Point1:会社(経営)としてカスタマーサービスに携わる従業員が大切であると宣言する
ICXSの中では、オペレーターやSVを「コスト」ではなく、優れたCXを産み出す重要なポジションとしています。例えば、対外的(Webサイト等)に「私たちのコールセンターのスタッフは日々サービス向上のために、学習しています。お客様の不便を助けるために努力しています。お客様は、当社のスタッフに対して敬意をもって接してください。」といった意図を含むカスタマーサービスに関するメッセージを掲載するなどです。そして、宣言だけではなく、従業員のHappiness、育成への投資、働きがいやワークエンゲージメントとしてのWell-beingなど、実際の取り組みも規格では重視されています。つまり、経営層が「カスタマーサービスはコストではなく、企業の持続的成長・顧客・社会にとって重要である」と本気で思えるかどうかが重要なポイントの一つ目です。
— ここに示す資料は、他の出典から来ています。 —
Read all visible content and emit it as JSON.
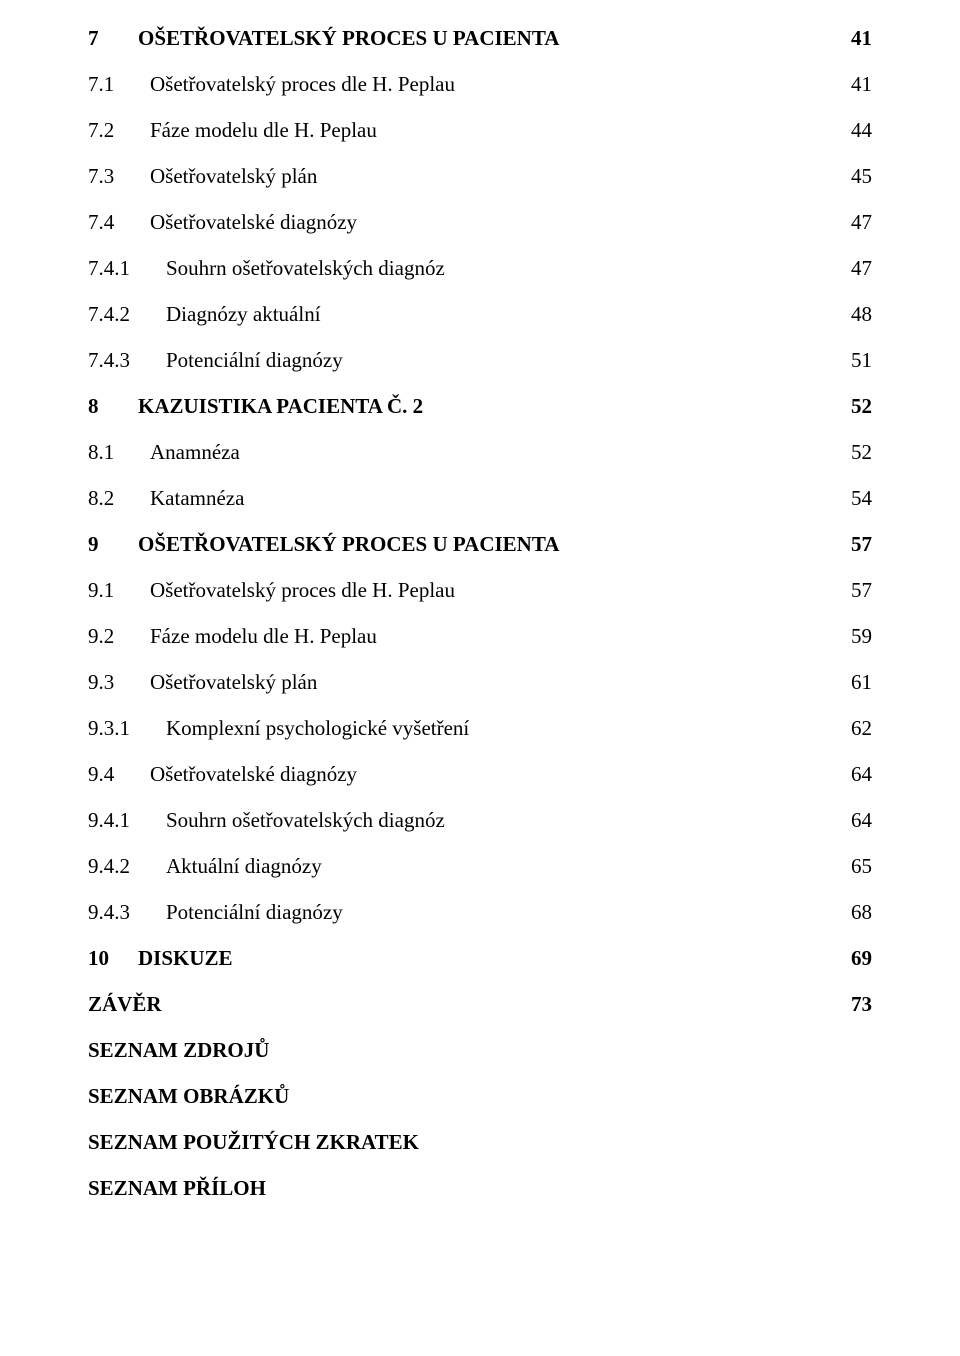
{
  "text_color": "#000000",
  "background_color": "#ffffff",
  "font_family": "Times New Roman",
  "base_fontsize_pt": 16,
  "toc": [
    {
      "num": "7",
      "title": "OŠETŘOVATELSKÝ PROCES U PACIENTA",
      "page": "41",
      "level": 1,
      "bold": true
    },
    {
      "num": "7.1",
      "title": "Ošetřovatelský proces dle H. Peplau",
      "page": "41",
      "level": 2,
      "bold": false,
      "spaced": true
    },
    {
      "num": "7.2",
      "title": "Fáze modelu dle H. Peplau",
      "page": "44",
      "level": 2,
      "bold": false
    },
    {
      "num": "7.3",
      "title": "Ošetřovatelský plán",
      "page": "45",
      "level": 2,
      "bold": false
    },
    {
      "num": "7.4",
      "title": "Ošetřovatelské diagnózy",
      "page": "47",
      "level": 2,
      "bold": false
    },
    {
      "num": "7.4.1",
      "title": "Souhrn ošetřovatelských diagnóz",
      "page": "47",
      "level": 3,
      "bold": false
    },
    {
      "num": "7.4.2",
      "title": "Diagnózy aktuální",
      "page": "48",
      "level": 3,
      "bold": false
    },
    {
      "num": "7.4.3",
      "title": "Potenciální diagnózy",
      "page": "51",
      "level": 3,
      "bold": false
    },
    {
      "num": "8",
      "title": "KAZUISTIKA PACIENTA Č. 2",
      "page": "52",
      "level": 1,
      "bold": true
    },
    {
      "num": "8.1",
      "title": "Anamnéza",
      "page": "52",
      "level": 2,
      "bold": false,
      "spaced": true
    },
    {
      "num": "8.2",
      "title": "Katamnéza",
      "page": "54",
      "level": 2,
      "bold": false
    },
    {
      "num": "9",
      "title": "OŠETŘOVATELSKÝ PROCES U PACIENTA",
      "page": "57",
      "level": 1,
      "bold": true
    },
    {
      "num": "9.1",
      "title": "Ošetřovatelský proces dle H. Peplau",
      "page": "57",
      "level": 2,
      "bold": false,
      "spaced": true
    },
    {
      "num": "9.2",
      "title": "Fáze modelu dle H. Peplau",
      "page": "59",
      "level": 2,
      "bold": false
    },
    {
      "num": "9.3",
      "title": "Ošetřovatelský plán",
      "page": "61",
      "level": 2,
      "bold": false
    },
    {
      "num": "9.3.1",
      "title": "Komplexní psychologické vyšetření",
      "page": "62",
      "level": 3,
      "bold": false
    },
    {
      "num": "9.4",
      "title": "Ošetřovatelské diagnózy",
      "page": "64",
      "level": 2,
      "bold": false
    },
    {
      "num": "9.4.1",
      "title": "Souhrn ošetřovatelských diagnóz",
      "page": "64",
      "level": 3,
      "bold": false
    },
    {
      "num": "9.4.2",
      "title": "Aktuální diagnózy",
      "page": "65",
      "level": 3,
      "bold": false
    },
    {
      "num": "9.4.3",
      "title": "Potenciální diagnózy",
      "page": "68",
      "level": 3,
      "bold": false
    },
    {
      "num": "10",
      "title": "DISKUZE",
      "page": "69",
      "level": 1,
      "bold": true
    },
    {
      "num": "",
      "title": "ZÁVĚR",
      "page": "73",
      "level": 0,
      "bold": true,
      "spaced": true
    },
    {
      "num": "",
      "title": "SEZNAM ZDROJŮ",
      "page": "",
      "level": 0,
      "bold": true,
      "spaced": true
    },
    {
      "num": "",
      "title": "SEZNAM OBRÁZKŮ",
      "page": "",
      "level": 0,
      "bold": true,
      "spaced": true
    },
    {
      "num": "",
      "title": "SEZNAM POUŽITÝCH ZKRATEK",
      "page": "",
      "level": 0,
      "bold": true,
      "spaced": true
    },
    {
      "num": "",
      "title": "SEZNAM PŘÍLOH",
      "page": "",
      "level": 0,
      "bold": true,
      "spaced": true
    }
  ]
}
Point2:顧客視点でデジタルとヒューマンを包含したジャーニー分析を必須にする
デジタルチャネルの急速な拡大によって、顧客視点での「動線(体験)」はより複雑なものとなってきています。よって、ICXSではチャネルを横断した顧客体験の定期的な評価(デジタルとヒューマンを包含したジャーニー評価)が必須事項になっています。つまり、従来からの、Web単独で様々なデータ分析からのUI/UXの改善、またコールセンターだけで電話応対の品質に注目して改善を行うといった、チャネル毎/部門毎の独立した活動ではありません。
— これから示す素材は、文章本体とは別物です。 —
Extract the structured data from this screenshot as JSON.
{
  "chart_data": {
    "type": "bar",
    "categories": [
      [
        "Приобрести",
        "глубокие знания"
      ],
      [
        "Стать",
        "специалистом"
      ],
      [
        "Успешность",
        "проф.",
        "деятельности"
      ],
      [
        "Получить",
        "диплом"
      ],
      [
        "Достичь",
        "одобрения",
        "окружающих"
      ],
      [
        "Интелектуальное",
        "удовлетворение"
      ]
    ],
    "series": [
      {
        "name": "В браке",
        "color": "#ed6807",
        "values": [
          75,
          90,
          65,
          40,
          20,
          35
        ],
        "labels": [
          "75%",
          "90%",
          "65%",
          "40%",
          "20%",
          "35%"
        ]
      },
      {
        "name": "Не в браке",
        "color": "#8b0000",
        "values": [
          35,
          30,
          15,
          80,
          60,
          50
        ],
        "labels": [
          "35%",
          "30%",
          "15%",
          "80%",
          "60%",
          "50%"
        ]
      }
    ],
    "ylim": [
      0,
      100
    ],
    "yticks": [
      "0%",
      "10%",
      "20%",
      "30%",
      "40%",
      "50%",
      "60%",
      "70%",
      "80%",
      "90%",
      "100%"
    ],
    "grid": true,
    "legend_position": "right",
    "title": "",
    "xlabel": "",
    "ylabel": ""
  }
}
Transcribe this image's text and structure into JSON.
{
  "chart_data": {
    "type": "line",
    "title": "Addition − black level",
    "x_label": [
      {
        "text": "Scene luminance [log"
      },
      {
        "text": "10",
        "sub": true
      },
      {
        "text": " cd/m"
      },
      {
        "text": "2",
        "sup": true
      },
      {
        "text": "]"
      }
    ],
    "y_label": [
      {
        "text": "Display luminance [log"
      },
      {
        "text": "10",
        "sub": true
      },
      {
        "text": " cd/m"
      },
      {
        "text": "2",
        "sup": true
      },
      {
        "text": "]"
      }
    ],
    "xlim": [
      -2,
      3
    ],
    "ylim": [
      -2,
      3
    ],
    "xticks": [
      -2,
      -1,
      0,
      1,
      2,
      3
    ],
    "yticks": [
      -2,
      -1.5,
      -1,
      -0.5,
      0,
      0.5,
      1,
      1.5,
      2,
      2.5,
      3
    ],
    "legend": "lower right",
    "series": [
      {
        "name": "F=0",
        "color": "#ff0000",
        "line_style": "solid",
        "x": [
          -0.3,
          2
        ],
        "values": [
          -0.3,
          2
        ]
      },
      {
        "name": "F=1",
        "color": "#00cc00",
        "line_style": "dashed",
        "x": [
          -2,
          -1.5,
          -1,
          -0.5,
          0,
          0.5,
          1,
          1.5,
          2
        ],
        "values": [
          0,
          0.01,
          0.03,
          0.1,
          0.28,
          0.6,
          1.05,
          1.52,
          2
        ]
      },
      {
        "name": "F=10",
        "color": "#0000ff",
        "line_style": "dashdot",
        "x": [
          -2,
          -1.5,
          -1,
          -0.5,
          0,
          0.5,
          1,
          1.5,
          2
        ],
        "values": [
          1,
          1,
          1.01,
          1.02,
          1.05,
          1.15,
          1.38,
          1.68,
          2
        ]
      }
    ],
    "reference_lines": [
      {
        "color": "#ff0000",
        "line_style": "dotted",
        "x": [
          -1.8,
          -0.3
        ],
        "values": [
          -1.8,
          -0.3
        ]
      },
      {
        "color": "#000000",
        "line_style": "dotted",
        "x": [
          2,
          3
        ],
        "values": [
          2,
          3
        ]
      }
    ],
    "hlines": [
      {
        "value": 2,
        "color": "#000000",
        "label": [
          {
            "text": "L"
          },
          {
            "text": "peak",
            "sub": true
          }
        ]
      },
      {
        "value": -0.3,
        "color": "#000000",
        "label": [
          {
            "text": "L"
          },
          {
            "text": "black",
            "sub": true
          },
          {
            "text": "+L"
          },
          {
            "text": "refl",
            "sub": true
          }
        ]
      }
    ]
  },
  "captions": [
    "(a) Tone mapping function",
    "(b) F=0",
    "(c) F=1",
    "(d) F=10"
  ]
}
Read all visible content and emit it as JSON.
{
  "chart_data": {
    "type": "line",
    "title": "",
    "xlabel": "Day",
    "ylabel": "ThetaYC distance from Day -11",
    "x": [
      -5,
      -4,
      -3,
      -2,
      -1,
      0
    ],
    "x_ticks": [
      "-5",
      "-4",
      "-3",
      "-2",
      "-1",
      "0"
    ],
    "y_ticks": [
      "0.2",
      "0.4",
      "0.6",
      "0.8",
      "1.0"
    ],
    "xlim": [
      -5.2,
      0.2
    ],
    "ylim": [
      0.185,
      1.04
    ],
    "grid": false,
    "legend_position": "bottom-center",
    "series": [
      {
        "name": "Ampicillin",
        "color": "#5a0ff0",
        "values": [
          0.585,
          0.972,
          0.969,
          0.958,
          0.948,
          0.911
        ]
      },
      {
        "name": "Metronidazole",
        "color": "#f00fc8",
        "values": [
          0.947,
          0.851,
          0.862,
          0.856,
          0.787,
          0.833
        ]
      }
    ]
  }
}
実際にCX品質調査を行うと、「デジタルチャネルが顧客動線に組み込まれていない」「顧客の求める言葉で書かれていない」「情報が多すぎて不安になるので電話で確認したくなる」などといった課題が多く発見されます。しかし、これらを改善するためには組織の責任範囲と改善できる範囲が結びついており、デジタルとヒューマンを包括的に分析し改善することは容易ではなく、片手間でできる活動ではありません。つまり、「組織軸ではなく、顧客視点での体験全体を評価・改善する機能・体制を正式に設けられるか」が二つ目の重要なポイントになります。

CX改善の目的や狙いは企業によって様々かと思います。目的と手段について改めて確認するフェーズにきているかもしれません。
以上、CX向上を目指すうえで重要な2つのポイントをご紹介させていただきました。